Amid the vastness of Schubert output, which is immense given his young age when he died, the four-hand piano compositions remain unjustly quasi-unknown. Considering their wealth of exquisite musical details, presenting these compositions to the public becomes a truly commendable act of restoration. Moreover, Jonathan Biss, an exceptionally articulate writer on classical music, provided program notes that were charmingly written and included many important details about the circumstances in which these musical gems were conceived.

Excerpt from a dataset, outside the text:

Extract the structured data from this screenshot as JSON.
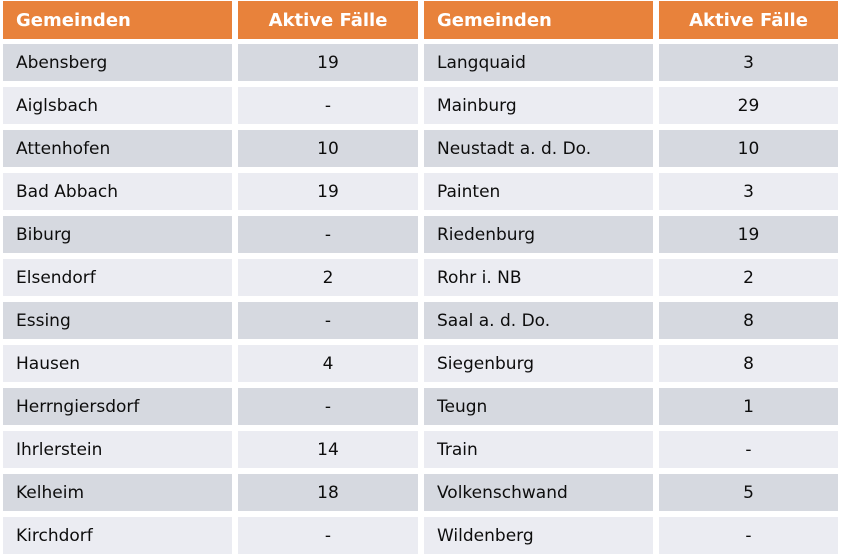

Written in May and June 1828, just months before the composer’s death, the Allegro in A minor and the Rondo in A major are often considered by critics to be movements of the same sonata. This is viewed either as a two-part sonata or a more extended one, whose additional parts were never composed. Nevertheless, Biss and Uchida chose to treat them as separate entities, inserting an earlier work, the Grande Marche No.5 between them. The latter, a quite lengthy funeral march, is imbued with bleakness, each step drawing an unknown character nearer to an inescapable end. Particularly in its middle section, the music is rich with wonderful and surprising modulations, which the two pianists, always perfectly in sync, emphasized with clarity.

Dame Mitsuko Uchida and Jonathan Biss (at Carnegie Hall) © Stefan Cohen

Performed by Biss (on the right side of the keyboard) and Uchida, the Allegro served as eloquent proof that the celebrated Fantasia in F minor was not the sole outstanding four-hands piece for piano composed by Schubert in 1828. Given the catchy Romantic heading ‘Lebensstürme’ (‘Storms of Life’) by Anton Diabelli, who published the score decades after Schubert’s death, the piece contrasts a turbulent beginning with the unfathomable serenity of a second subject. As Biss characterized it, the ‘lonely utopia’ was visited three times, each appearing more distant, while the anxiety present from the first bars seemed to intensify over time. The two pianists, currently co-directors of the famed Marlboro Festival in Vermont, demonstrated a high level of understanding of the other’s intentions during the meandering development. Meanwhile, surprising caesurae became moments brimming with tension, further enhancing the overall angst.

The Rondo in A major might have interjected a hint of optimism in the program but, nonetheless, the music was engulfed in unmitigated melancholy. As in the Allegro, the two pianists never rushed the unfolding statements of ‘heavenly length’, drawing constant attention to the wealth of melodic material, Uchida tempering any over-effusive attempts by her partner.

After the interval, the two performers switched positions, with Uchida taking over the Primo part in the Divertissement à la hongroise. Despite its title, this substantial piece transcends mere light entertainment. The work, a march framed by two modified rondos, experiences some longueurs, yet it offers instants of great beauty, especially when the focus shifts away from the pervasive sadness. During these few moments of respite, one marveled at the airy modulations, conjured by Uchida’s knowing smile and nimble fingers. A grim fate seemed, if only for a few seconds, more tolerable.

The duo played one encore: the Sonatina from Bach’s Cantata BWV 106, ‘Gottes Zeit ist die allerbeste Zeit’ (‘Actus Tragicus’) as transcribed by Kurtág György. This funeral music is imbued with sadness but also hope, a quality present in many of Schubert’s compositions, albeit quite absent in the ones heard on this occasion.